Phase 5–8: Verankerung, Körpercheck, Abschluss und Nachbefragung
Der positive Gedanke wird verankert, körperliche Restspannungen aufgelöst und die Sitzung strukturiert abgeschlossen. In der Folgesitzung überprüfen wir gemeinsam, wie sich die Verarbeitung ausgewirkt hat.
EMDR in Berlin: Warum eine spezialisierte Therapeutin wichtig ist
EMDR ist eine hochwirksame Methode – aber sie erfordert eine fundierte Ausbildung und klinische Erfahrung. Als approbierte Psychotherapeutin mit Schwerpunkt auf Verhaltenstherapie und Traumatherapie arbeite ich in meiner Berliner Praxis regelmäßig mit EMDR.

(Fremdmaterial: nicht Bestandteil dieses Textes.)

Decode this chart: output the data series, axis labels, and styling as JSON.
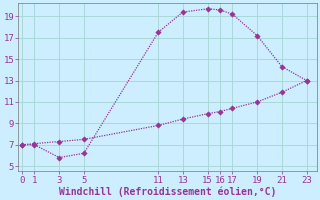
{
  "xlabel": "Windchill (Refroidissement éolien,°C)",
  "upper_x": [
    0,
    1,
    3,
    5,
    11,
    13,
    15,
    16,
    17,
    19,
    21,
    23
  ],
  "upper_y": [
    7.0,
    7.0,
    5.8,
    6.2,
    17.5,
    19.4,
    19.7,
    19.6,
    19.2,
    17.2,
    14.3,
    13.0
  ],
  "lower_x": [
    0,
    1,
    3,
    5,
    11,
    13,
    15,
    16,
    17,
    19,
    21,
    23
  ],
  "lower_y": [
    7.0,
    7.1,
    7.3,
    7.5,
    8.8,
    9.4,
    9.9,
    10.1,
    10.4,
    11.0,
    11.9,
    13.0
  ],
  "line_color": "#993399",
  "bg_color": "#cceeff",
  "grid_color": "#aad8d8",
  "xticks": [
    0,
    1,
    3,
    5,
    11,
    13,
    15,
    16,
    17,
    19,
    21,
    23
  ],
  "yticks": [
    5,
    7,
    9,
    11,
    13,
    15,
    17,
    19
  ],
  "xlim": [
    -0.3,
    23.8
  ],
  "ylim": [
    4.5,
    20.2
  ],
  "markersize": 2.8,
  "linewidth": 0.9,
  "xlabel_fontsize": 7.0,
  "tick_fontsize": 6.5
}
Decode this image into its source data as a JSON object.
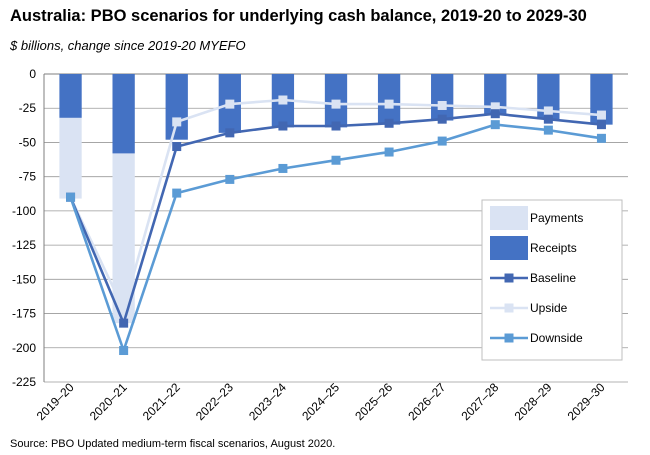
{
  "title": "Australia: PBO scenarios for underlying cash balance, 2019-20 to 2029-30",
  "subtitle": "$ billions, change since 2019-20  MYEFO",
  "source": "Source: PBO Updated medium-term fiscal scenarios, August 2020.",
  "chart_data": {
    "type": "bar",
    "categories": [
      "2019–20",
      "2020–21",
      "2021–22",
      "2022–23",
      "2023–24",
      "2024–25",
      "2025–26",
      "2026–27",
      "2027–28",
      "2028–29",
      "2029–30"
    ],
    "ylim": [
      -225,
      0
    ],
    "yticks": [
      0,
      -25,
      -50,
      -75,
      -100,
      -125,
      -150,
      -175,
      -200,
      -225
    ],
    "grid": true,
    "legend_position": "right-center",
    "stacked_bars": [
      {
        "name": "Receipts",
        "color": "#4472c4",
        "values": [
          -32,
          -58,
          -48,
          -43,
          -39,
          -39,
          -37,
          -34,
          -30,
          -33,
          -37
        ]
      },
      {
        "name": "Payments",
        "color": "#dae3f3",
        "values": [
          -59,
          -124,
          0,
          0,
          0,
          0,
          0,
          0,
          0,
          0,
          0
        ]
      }
    ],
    "series": [
      {
        "name": "Baseline",
        "color": "#4267b2",
        "values": [
          -90,
          -182,
          -53,
          -43,
          -38,
          -38,
          -36,
          -33,
          -29,
          -33,
          -37
        ]
      },
      {
        "name": "Upside",
        "color": "#dae3f3",
        "values": [
          -90,
          -172,
          -35,
          -22,
          -19,
          -22,
          -22,
          -23,
          -24,
          -27,
          -30
        ]
      },
      {
        "name": "Downside",
        "color": "#5b9bd5",
        "values": [
          -90,
          -202,
          -87,
          -77,
          -69,
          -63,
          -57,
          -49,
          -37,
          -41,
          -47
        ]
      }
    ],
    "legend": [
      "Payments",
      "Receipts",
      "Baseline",
      "Upside",
      "Downside"
    ]
  }
}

Was mir dabei besonders am Herzen liegt: EMDR ist kein starres Protokoll, das mechanisch abgearbeitet wird. Jede Therapie beginnt mit einer vertrauensvollen therapeutischen Beziehung. Erst wenn Sie sich sicher fühlen, kann die eigentliche Verarbeitung beginnen. In meiner Praxis erlebe ich immer wieder, wie Menschen durch EMDR wieder Zugang zu ihren verschütteten Stärken und Ressourcen finden – Fähigkeiten, die durch belastende Erfahrungen verdeckt wurden, aber nicht verloren sind.
Häufige Fragen zu EMDR
Wie viele Sitzungen braucht man?
Das hängt von der Art und Schwere der Belastung ab. Bei einer einzelnen traumatischen Erfahrung können manchmal schon 3 bis 6 EMDR-Sitzungen ausreichen. Bei komplexeren Traumatisierungen ist eine längere Behandlung sinnvoll, wobei EMDR in ein umfassenderes Therapiekonzept eingebettet wird.
Ist EMDR schmerzhaft?
EMDR kann emotional fordernd sein, da belastende Erinnerungen kurzzeitig aktiviert werden. Allerdings erleben die meisten Patientinnen und Patienten die Methode als gut verträglich, weil die bilaterale Stimulation gleichzeitig eine beruhigende Wirkung hat. Sie behalten während der gesamten Sitzung die Kontrolle.
Übernimmt die Krankenkasse die Kosten?
EMDR ist als Methode im Rahmen einer Verhaltenstherapie oder tiefenpsychologisch fundierten Psychotherapie von den Krankenkassen anerkannt. Die Kosten werden in der Regel übernommen, wenn eine psychotherapeutische Behandlung bewilligt wurde.
Der erste Schritt: Traumatherapie mit EMDR in Berlin beginnen
Wenn Sie unter den Folgen belastender Erlebnisse leiden, müssen Sie das nicht alleine durchstehen. EMDR bietet einen wissenschaftlich fundierten Weg, belastende Erinnerungen zu verarbeiten und wieder mehr Lebensqualität zu gewinnen.
In meiner Praxis in Berlin-Friedrichshain biete ich Ihnen einen geschützten Rahmen für Ihre Therapie. Gemeinsam finden wir heraus, ob EMDR der richtige Ansatz für Sie ist.